Feature Selection Changed Brain Biomarker Results Across AI Models
Feature selection was not useless. In ridge regression, selection generally improved performance.
The narrower argument is that once selected features get treated as the unique neurobiology of a phenotype, the conclusion is doing more interpretive work than the data support.
Two reasons lower-ranked edges may keep predicting well:
- Redundancy: brain connectomes are highly autocorrelated, so the strongest edges can overlap in the information they carry.
- Alternative feature pools: lower-ranked but less-correlated edges can recapture similar predictive information from a different anatomical angle.
That is the optimistic reading.
The cautionary reading is that lower-ranked features may also be picking up confounds, demographic stereotypes, or other information that the field would not endorse as biology if it had a clearer view of the model’s reasoning.
Researchers treat that ambiguity as a warning about interpretation rather than as a license to throw every feature into a model.
Psychiatric Biomarkers Need Stability Across Feature-Selection Pipelines
This lands hardest in psychiatry, where biomarker claims already outpace reliability. If one decile gives a “depression network” and another non-overlapping decile gives a similarly predictive but different map, the colorful network diagrams in those papers are saying less than they appear to.
A second possibility is subtype structure. Multiple deciles may work because different subgroups of people are best captured by different feature sets — meaning some of today’s interpretive instability may be a disguised subtype problem, not a pure modeling bug.
Before any neuroimaging biomarker is used for diagnosis, prognosis, or treatment selection, the bar should be higher than “predicts above chance.” The biological interpretation also needs to stay stable across alternative feature sets; otherwise the reported brain map may reflect a pipeline choice more than a reproducible trait network.
Citation: DOI: 10.1038/s41562-026-02447-y; Adkinson et al; Feature selection leads to divergent neurobiological interpretations of brain-based machine learning biomarkers; Nature Human Behaviour; 2026.

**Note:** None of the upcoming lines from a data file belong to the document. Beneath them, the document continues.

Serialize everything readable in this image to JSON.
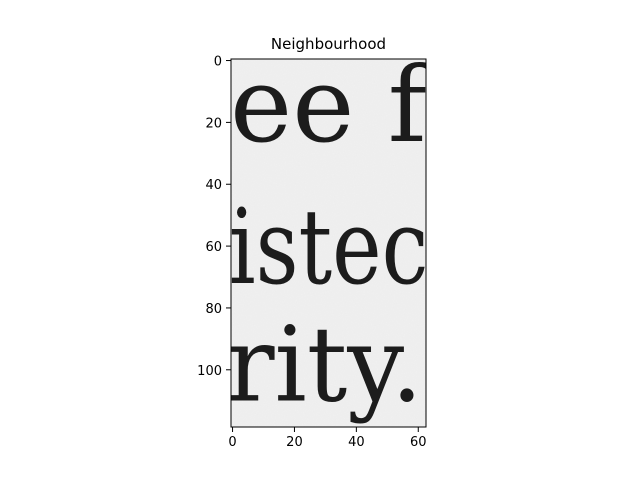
{
  "chart_data": {
    "type": "heatmap",
    "title": "Neighbourhood",
    "xlabel": "",
    "ylabel": "",
    "colormap": "gray",
    "grid": false,
    "image_width": 63,
    "image_height": 119,
    "xlim": [
      -0.5,
      62.5
    ],
    "ylim": [
      118.5,
      -0.5
    ],
    "x_ticks": [
      0,
      20,
      40,
      60
    ],
    "y_ticks": [
      0,
      20,
      40,
      60,
      80,
      100
    ],
    "text_lines": [
      {
        "text": "ee  f"
      },
      {
        "text": "istec"
      },
      {
        "text": "rity."
      }
    ],
    "colors": {
      "paper": "#f1f1f1",
      "ink": "#1c1c1c",
      "frame": "#000000"
    }
  }
}
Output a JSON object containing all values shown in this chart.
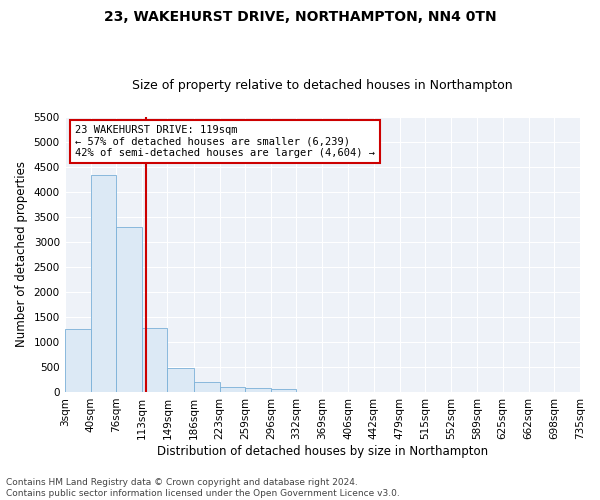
{
  "title": "23, WAKEHURST DRIVE, NORTHAMPTON, NN4 0TN",
  "subtitle": "Size of property relative to detached houses in Northampton",
  "xlabel": "Distribution of detached houses by size in Northampton",
  "ylabel": "Number of detached properties",
  "bin_edges": [
    3,
    40,
    76,
    113,
    149,
    186,
    223,
    259,
    296,
    332,
    369,
    406,
    442,
    479,
    515,
    552,
    589,
    625,
    662,
    698,
    735
  ],
  "bin_counts": [
    1260,
    4330,
    3290,
    1270,
    480,
    190,
    90,
    70,
    50,
    0,
    0,
    0,
    0,
    0,
    0,
    0,
    0,
    0,
    0,
    0
  ],
  "bar_color": "#dce9f5",
  "bar_edge_color": "#7ab0d8",
  "property_line_x": 119,
  "annotation_line1": "23 WAKEHURST DRIVE: 119sqm",
  "annotation_line2": "← 57% of detached houses are smaller (6,239)",
  "annotation_line3": "42% of semi-detached houses are larger (4,604) →",
  "annotation_box_color": "#ffffff",
  "annotation_box_edge": "#cc0000",
  "property_line_color": "#cc0000",
  "ylim": [
    0,
    5500
  ],
  "yticks": [
    0,
    500,
    1000,
    1500,
    2000,
    2500,
    3000,
    3500,
    4000,
    4500,
    5000,
    5500
  ],
  "tick_labels": [
    "3sqm",
    "40sqm",
    "76sqm",
    "113sqm",
    "149sqm",
    "186sqm",
    "223sqm",
    "259sqm",
    "296sqm",
    "332sqm",
    "369sqm",
    "406sqm",
    "442sqm",
    "479sqm",
    "515sqm",
    "552sqm",
    "589sqm",
    "625sqm",
    "662sqm",
    "698sqm",
    "735sqm"
  ],
  "footer_text": "Contains HM Land Registry data © Crown copyright and database right 2024.\nContains public sector information licensed under the Open Government Licence v3.0.",
  "background_color": "#ffffff",
  "plot_bg_color": "#eef2f8",
  "grid_color": "#ffffff",
  "title_fontsize": 10,
  "subtitle_fontsize": 9,
  "xlabel_fontsize": 8.5,
  "ylabel_fontsize": 8.5,
  "tick_fontsize": 7.5,
  "annotation_fontsize": 7.5,
  "footer_fontsize": 6.5
}
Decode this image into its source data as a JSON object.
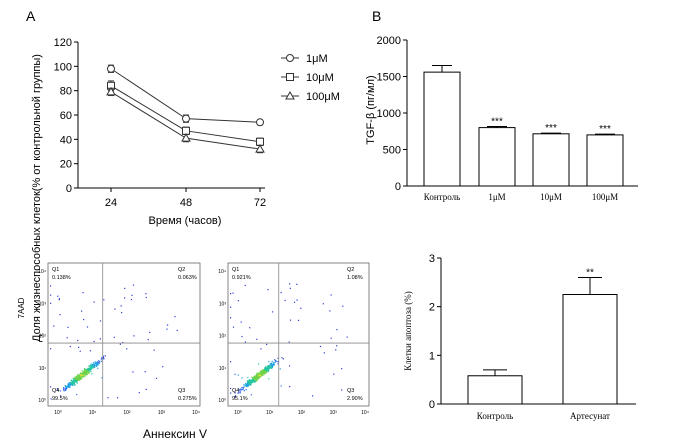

Study Design: Cross-dataset connectome-based predictive modeling with decile-level feature stratification.
Sample Size: 12,200 participants across HBN, ABCD, HCPD, and PNC, spanning 13 cognitive, developmental, demographic, and psychiatric outcomes.
Key Statistic: Lower-ranked connectome deciles predicted at r values within ~0.01 of top-ranked deciles (e.g., HCPD executive function: decile 5 r = 0.16 vs. decile 1 r = 0.14), with up to 84.64% non-overlapping edges.